2016年7月6日(水) 15:40 〜 16:40 第E会場 (シンシア ノース)

座長:
根本 慎太郎(大阪医科大学外科学講座 胸部外科学教室)
上田 秀明(神奈川県立こども医療センター 循環器科)

YB01-01~YB01-06

15:40 〜 16:40

[YB01-05] 小児心臓外科周術期管理におけるトルバプタン導入

片山 雄三1, 小澤 司1, 塩野 則次1, 渡邉 善則1, 直井 和之2, 池原 聡2, 高月 晋一2, 中山 智孝2, 松裏 裕行2, 佐地 勉2, 与田 仁3 (1.東邦大学医療センター大森病院 心臓血管外科, 2.東邦大学医療センター大森病院 小児循環器科, 3.東邦大学医療センター大森病院 新生児科)

キーワード:tolvaptan、perioperative management、diuretic

【背景】開心術後の血行動態は、手術・麻酔・人工心肺の侵襲により炎症反応・血管透過性が惹起され、特殊な体液分布を示す。

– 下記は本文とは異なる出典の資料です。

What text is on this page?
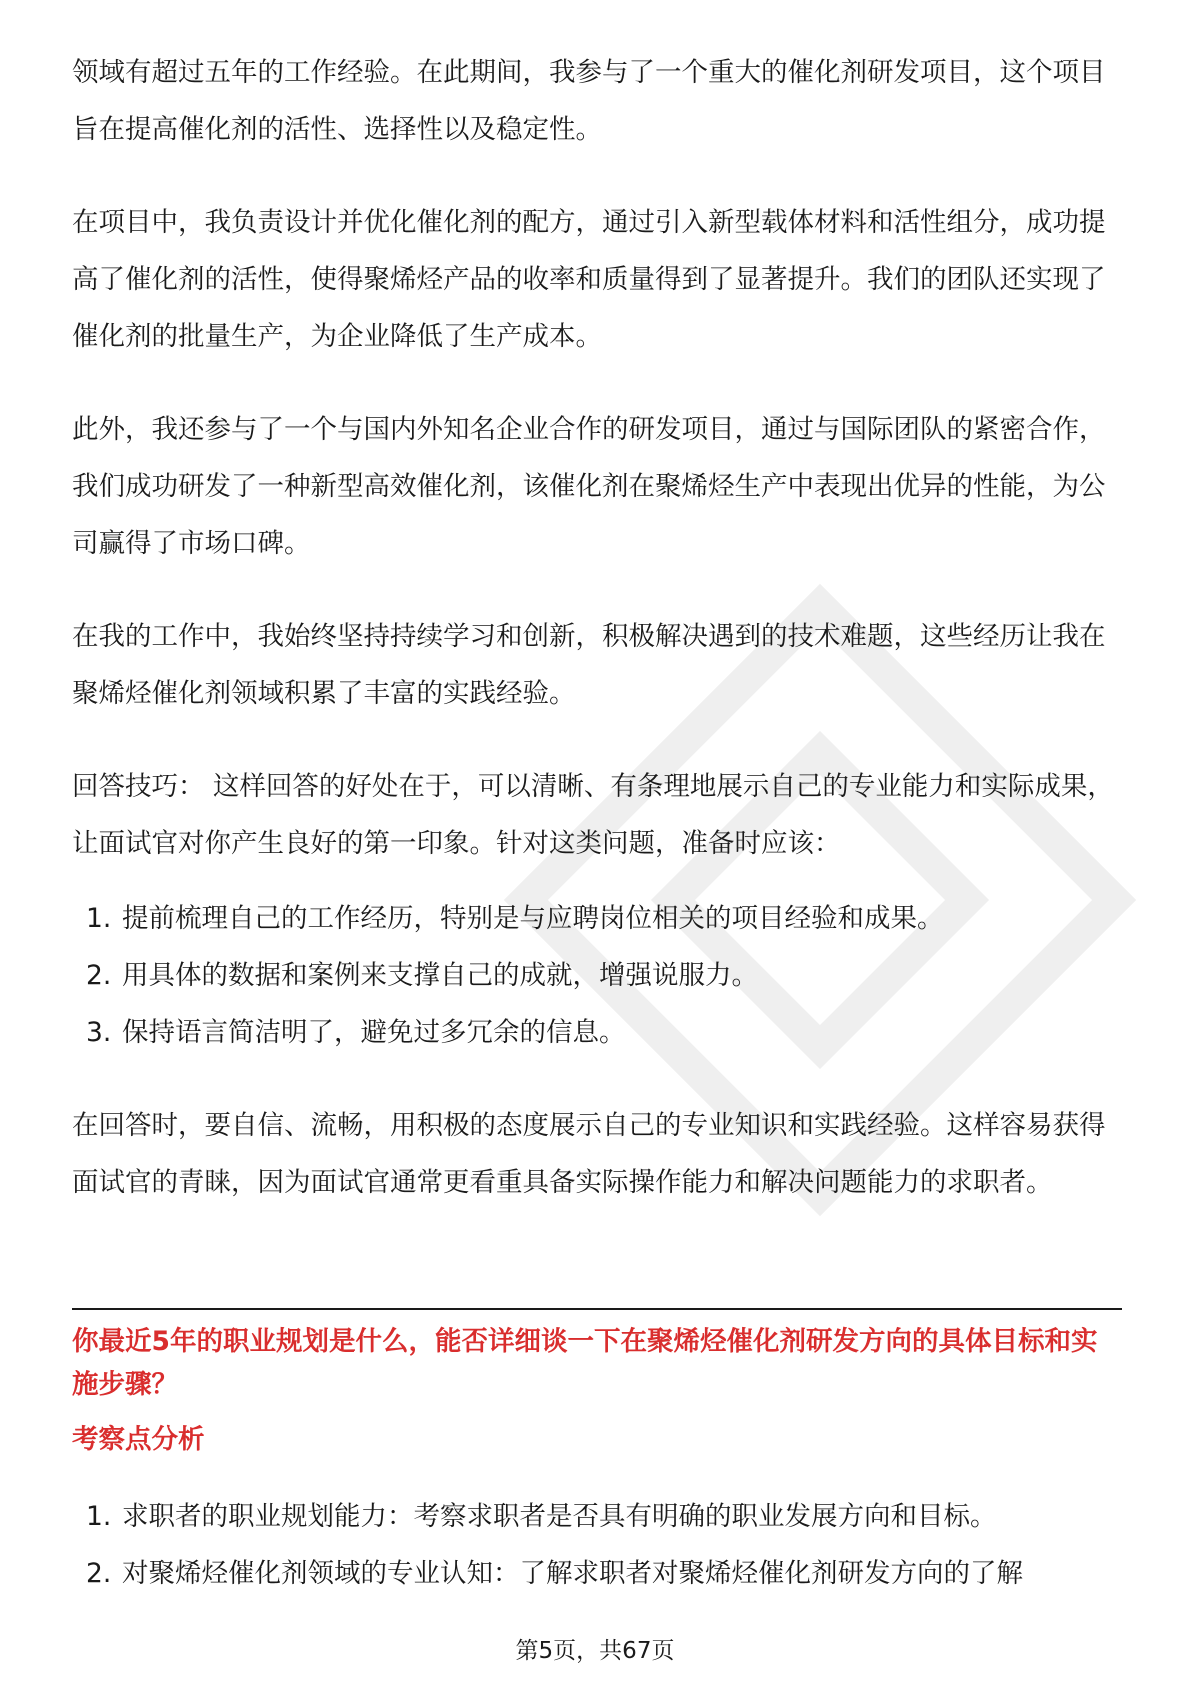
领域有超过五年的工作经验。在此期间，我参与了一个重大的催化剂研发项目，这个项目旨在提高催化剂的活性、选择性以及稳定性。

在项目中，我负责设计并优化催化剂的配方，通过引入新型载体材料和活性组分，成功提高了催化剂的活性，使得聚烯烃产品的收率和质量得到了显著提升。我们的团队还实现了催化剂的批量生产，为企业降低了生产成本。

此外，我还参与了一个与国内外知名企业合作的研发项目，通过与国际团队的紧密合作，我们成功研发了一种新型高效催化剂，该催化剂在聚烯烃生产中表现出优异的性能，为公司赢得了市场口碑。

在我的工作中，我始终坚持持续学习和创新，积极解决遇到的技术难题，这些经历让我在聚烯烃催化剂领域积累了丰富的实践经验。

回答技巧： 这样回答的好处在于，可以清晰、有条理地展示自己的专业能力和实际成果，让面试官对你产生良好的第一印象。针对这类问题，准备时应该：

1. 提前梳理自己的工作经历，特别是与应聘岗位相关的项目经验和成果。
2. 用具体的数据和案例来支撑自己的成就，增强说服力。
3. 保持语言简洁明了，避免过多冗余的信息。

在回答时，要自信、流畅，用积极的态度展示自己的专业知识和实践经验。这样容易获得面试官的青睐，因为面试官通常更看重具备实际操作能力和解决问题能力的求职者。

你最近5年的职业规划是什么，能否详细谈一下在聚烯烃催化剂研发方向的具体目标和实施步骤？

考察点分析

1. 求职者的职业规划能力：考察求职者是否具有明确的职业发展方向和目标。
2. 对聚烯烃催化剂领域的专业认知：了解求职者对聚烯烃催化剂研发方向的了解

第5页，共67页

そのため血管内脱水を原因とする血行動態不安定な状態をきたし易く、繊細な体液管理を要する。心不全における体液貯留改善を適応として2010年12月に承認されたトルバプタンは、小児循環器領域においても使用報告が増え、また成人開心術後の体液管理においてもその安全性や有用性についての報告が散見される。そこで我々は、2014年6月から小児心臓外科周術期管理にトルバプタンを導入した。

【目的】小児心臓外科周術期におけるトルバプタンの安全性や有用性を検討すること。

【対象・方法】2013年8月~2016年1月に当院で施行した小児心臓外科初回待機手術のうち、1)体重5kg以上)、2)血行動態の安定している左右シャント疾患(ASD、VSD、pAVSD、PAPVC)、3)人工心肺使用下心内根治術、の条件を満たす38例を後方視的に検討した。トルバプタン導入前(N群、n=18)と導入後(T群、n=20)に分け、入室~翌朝までのICUデータを比較検討した。全ての症例で、抜管後胃管から既存経口利尿剤を規定量使用し、T群ではトルバプタン(0.45mg/kg)を追加した。ともに必要時には、静注利尿剤の追加投与を行った。

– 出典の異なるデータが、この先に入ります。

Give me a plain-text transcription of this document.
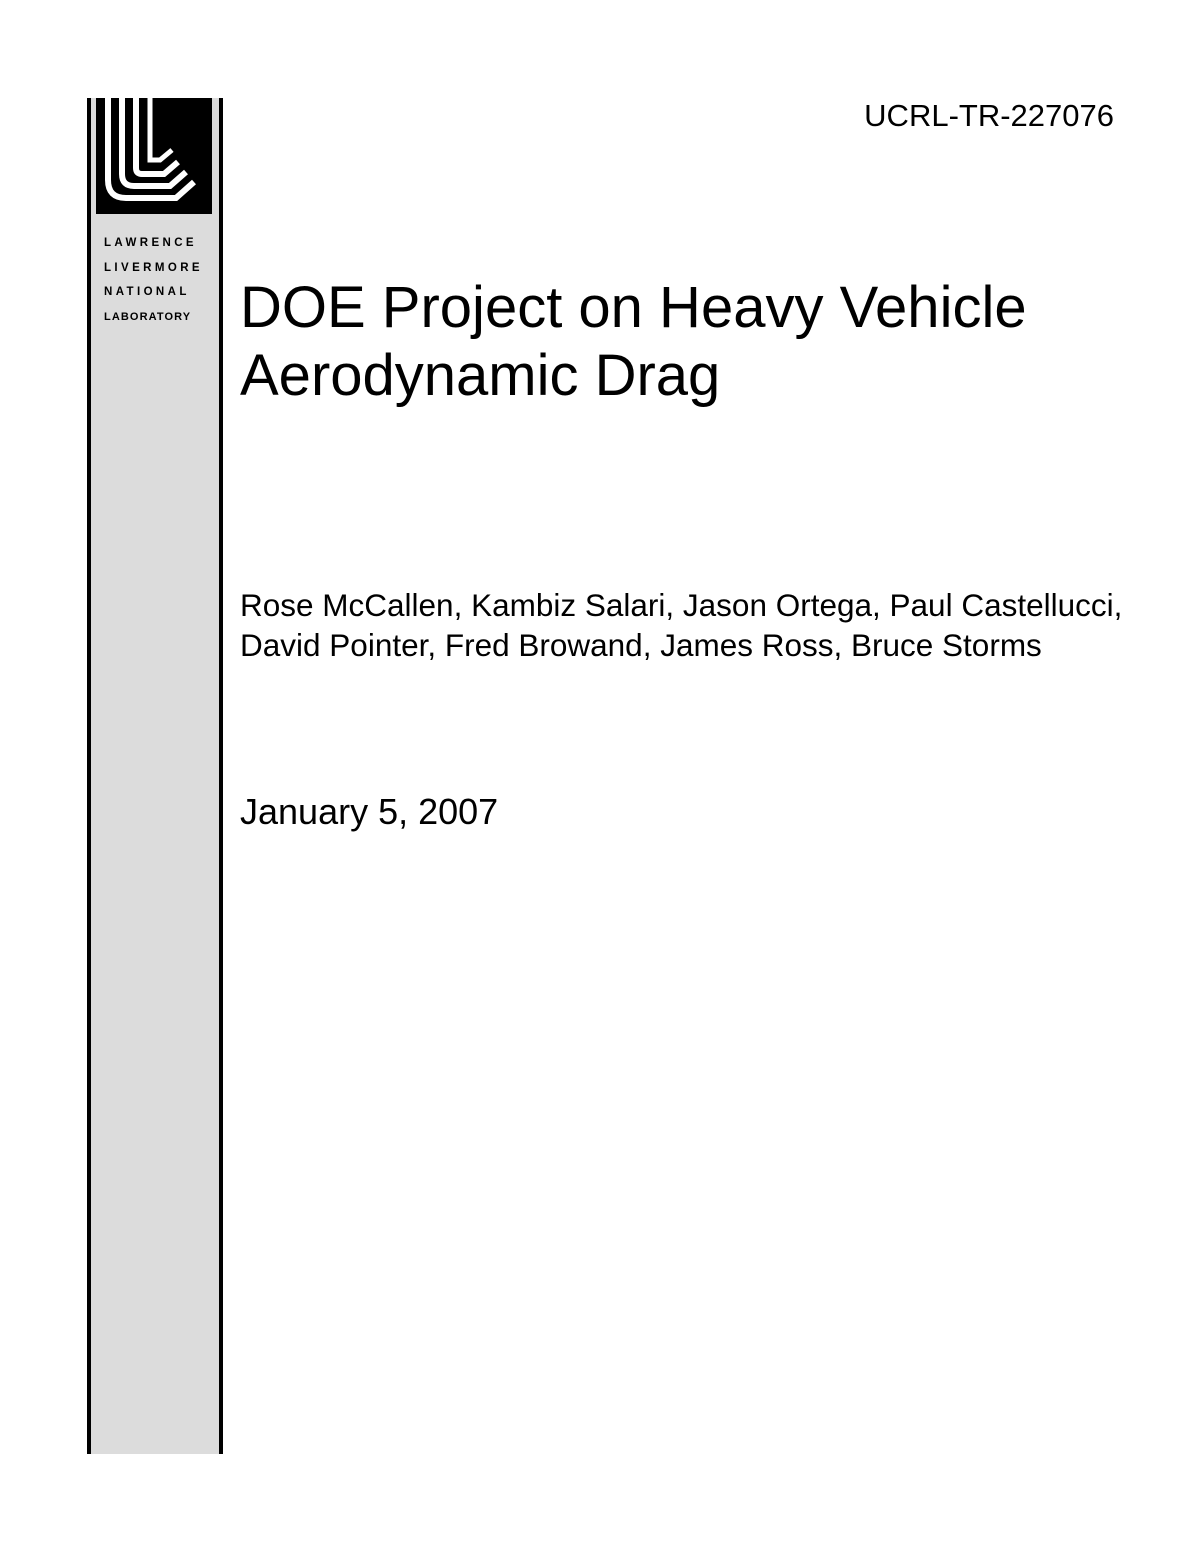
LAWRENCE
LIVERMORE
NATIONAL
LABORATORY
UCRL-TR-227076
DOE Project on Heavy Vehicle Aerodynamic Drag
Rose McCallen, Kambiz Salari, Jason Ortega, Paul Castellucci, David Pointer, Fred Browand, James Ross, Bruce Storms
January 5, 2007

【結果】体重・手術時間・人工心肺時間等の患者背景に差は認めなかった。翌朝までの体重当たりの尿量、CVPの減少度、BUNの上昇度、翌朝における血清BUN・Cr・Na値、尿比重において両群間で有意差は認めなかったが、追加静注利尿剤の使用量はT群で有意に少なかった(3.6±2.9 vs 7.6±5.8 mg, p=0.004)。両群とも、血清Na値は全て150mEq/L未満で推移していた。

【考察・結語】トルバプタン導入により、同等な体液管理を維持したまま、追加利尿剤投与量を削減することが可能であった。小児心臓外科周術期管理において、トルバプタンは有用な選択肢となりうることが示唆された。